Never underestimate the power of
vector algebra.
For example, if you have a 2D unit vector \$(x, y)\$ (unit meaning length is 1, \$x^2 + y^2 = 1^2 = 1\$), then \$x = \cos \varphi\$ and \$y = \sin \varphi\$ where \$\varphi\$ is the angle, positive counter-clockwise, the vector makes with the positive \$x\$ axis.
To rotate any 2D vector \$(u, v)\$ by angle \$\varphi\$ represented by unit vector \$(x, y)\$, you do
$$\begin{aligned}
u^\prime &= u x - v y \\
v^\prime &= v x + u y \\
\end{aligned}$$
If a vector \$(x^\prime, y^\prime)\$ should be an unit vector –– rounding errors tend to creep in, causing a bit of shrinking/expansion ––, it can always be
normalized to an unit vector \$(x, y)\$ via
$$\begin{aligned}
L^\prime &= \sqrt{ {x^\prime}^2 + {y^\prime}^2 } \\
x &= \frac{x^\prime}{L^\prime} \\
y &= \frac{y^\prime}{L^\prime} \\
\end{aligned}$$
Since division tends to be much slower than multiplication, often the division by square root is replaced by multiplication with the reciprocal square root, \$1 / \sqrt{{x^\prime}^2 + {y^\prime}^2}\$. This may sound like a slow operation, but there are tricks that one can use to speed it up significantly, even when using say fixed-point numbers with no hardware square root or division operations. One is to first calculate \${L^\prime}^2\$. If it is less than one half, multiply it by four, and double both \$x^\prime\$ and \$y^\prime\$; repeat until it it is at least one half. If it is two or greater, divide it by four, and halve both \$x^\prime\$ and \$y^\prime\$. This simplifies to finding the reciprocal of square root of \$z\$, with \$1/2 \le z \lt 2\$. As \$1/\sqrt{z} = \sqrt{1/z}\$ is a nice smooth monotonically decreasing curve, one can use a binary search, a polynomial approximation, or even Newton-Raphson iteration via \$r \gets r ( 3 - z r^2 ) / 2\$. Binary search will give one additional bit of precision per iteration but requires fewer elementary operations per Newton-Raphson iteration, but Newton-Raphson converges faster requiring fewer iterations (after the first one or two) to reach the same precision.

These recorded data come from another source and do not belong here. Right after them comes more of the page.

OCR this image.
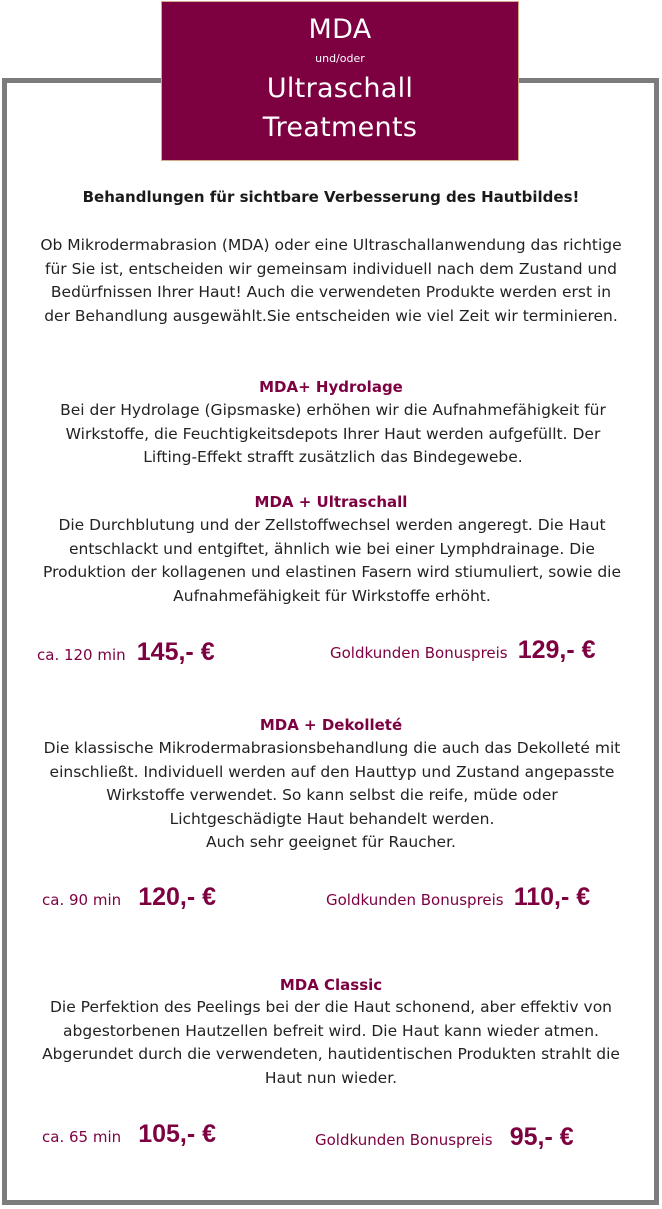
MDA
und/oder
Ultraschall
Treatments
Behandlungen für sichtbare Verbesserung des Hautbildes!
Ob Mikrodermabrasion (MDA) oder eine Ultraschallanwendung das richtige für Sie ist, entscheiden wir gemeinsam individuell nach dem Zustand und Bedürfnissen Ihrer Haut! Auch die verwendeten Produkte werden erst in der Behandlung ausgewählt.Sie entscheiden wie viel Zeit wir terminieren.
MDA+ Hydrolage
Bei der Hydrolage (Gipsmaske) erhöhen wir die Aufnahmefähigkeit für Wirkstoffe, die Feuchtigkeitsdepots Ihrer Haut werden aufgefüllt. Der Lifting-Effekt strafft zusätzlich das Bindegewebe.
MDA + Ultraschall
Die Durchblutung und der Zellstoffwechsel werden angeregt. Die Haut entschlackt und entgiftet, ähnlich wie bei einer Lymphdrainage. Die Produktion der kollagenen und elastinen Fasern wird stiumuliert, sowie die Aufnahmefähigkeit für Wirkstoffe erhöht.
ca. 120 min 145,- €	Goldkunden Bonuspreis 129,- €
MDA + Dekolleté
Die klassische Mikrodermabrasionsbehandlung die auch das Dekolleté mit einschließt. Individuell werden auf den Hauttyp und Zustand angepasste Wirkstoffe verwendet. So kann selbst die reife, müde oder Lichtgeschädigte Haut behandelt werden.
Auch sehr geeignet für Raucher.
ca. 90 min 120,- €	Goldkunden Bonuspreis 110,- €
MDA Classic
Die Perfektion des Peelings bei der die Haut schonend, aber effektiv von abgestorbenen Hautzellen befreit wird. Die Haut kann wieder atmen. Abgerundet durch die verwendeten, hautidentischen Produkten strahlt die Haut nun wieder.
ca. 65 min 105,- €	Goldkunden Bonuspreis 95,- €
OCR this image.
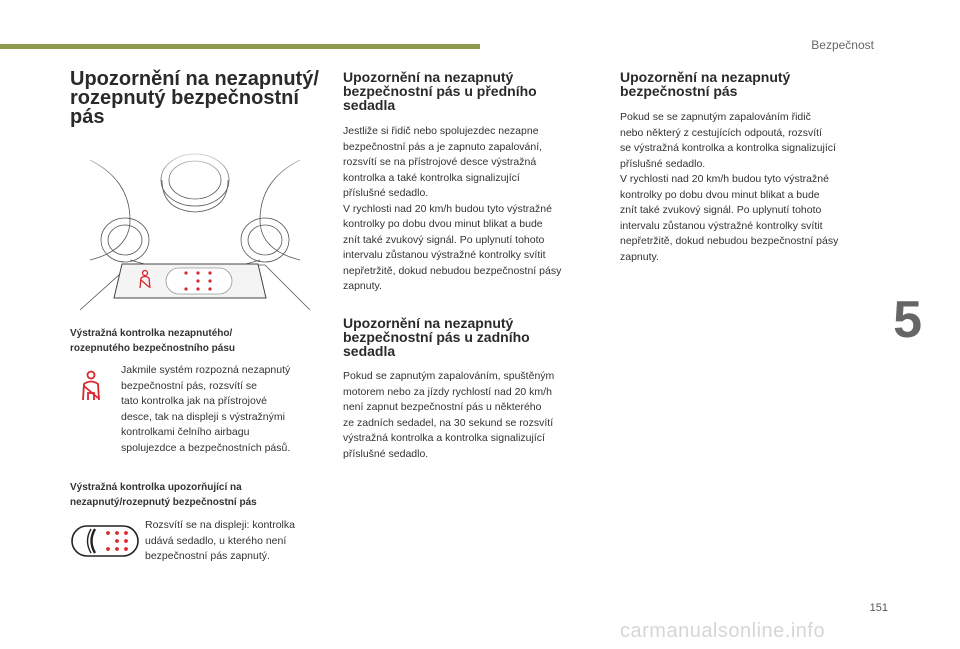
Bezpečnost
5
151
Upozornění na nezapnutý/
rozepnutý bezpečnostní
pás
Výstražná kontrolka nezapnutého/
rozepnutého bezpečnostního pásu

Jakmile systém rozpozná nezapnutý
bezpečnostní pás, rozsvítí se
tato kontrolka jak na přístrojové
desce, tak na displeji s výstražnými
kontrolkami čelního airbagu
spolujezdce a bezpečnostních pásů.

Výstražná kontrolka upozorňující na
nezapnutý/rozepnutý bezpečnostní pás

Rozsvítí se na displeji: kontrolka
udává sedadlo, u kterého není
bezpečnostní pás zapnutý.

Upozornění na nezapnutý
bezpečnostní pás u předního
sedadla

Jestliže si řidič nebo spolujezdec nezapne
bezpečnostní pás a je zapnuto zapalování,
rozsvítí se na přístrojové desce výstražná
kontrolka a také kontrolka signalizující
příslušné sedadlo.
V rychlosti nad 20 km/h budou tyto výstražné
kontrolky po dobu dvou minut blikat a bude
znít také zvukový signál. Po uplynutí tohoto
intervalu zůstanou výstražné kontrolky svítit
nepřetržitě, dokud nebudou bezpečnostní pásy
zapnuty.

Upozornění na nezapnutý
bezpečnostní pás u zadního
sedadla

Pokud se zapnutým zapalováním, spuštěným
motorem nebo za jízdy rychlostí nad 20 km/h
není zapnut bezpečnostní pás u některého
ze zadních sedadel, na 30 sekund se rozsvítí
výstražná kontrolka a kontrolka signalizující
příslušné sedadlo.

Upozornění na nezapnutý
bezpečnostní pás

Pokud se se zapnutým zapalováním řidič
nebo některý z cestujících odpoutá, rozsvítí
se výstražná kontrolka a kontrolka signalizující
příslušné sedadlo.
V rychlosti nad 20 km/h budou tyto výstražné
kontrolky po dobu dvou minut blikat a bude
znít také zvukový signál. Po uplynutí tohoto
intervalu zůstanou výstražné kontrolky svítit
nepřetržitě, dokud nebudou bezpečnostní pásy
zapnuty.

carmanualsonline.info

If you use a polynomial approximation for the first sine octant, you can construct an unit vector given only the angle. The above normalization will be useful then too, to minimise the approximation error; then, the approximation error shows up as "noise" in the angle parameter \$\varphi\$, but not in the unit vector length per se. That is, the sine-cosine pari constructed thus will have \$\sin^2 \varphi + \cos^2 \varphi = 1\$.
With this unit vector approach, if you don't have hardware floating point or division operations, sooner or later you will end up with
CORDIC: an algorithm to calculate trigonometric functions with bit shifts, additions, multiplications, and some look-up tables.
With the above, and using quaternions or bivectors for representing 3D orientation and rotations, even an 8-bit AVR has easily enough computational power to do real-time 3D position and orientation tracking with sensor fusion from accelerometers and magnetic field sensors using standard software floating-point operations; much more so if using fixed-point arithmetic with 8, 16, 24, or 32 fractional bits (and 7 integral bits, if using unit vectors and unit quaternions/bivectors) and extended inline assembly implementations for their efficient multiplication.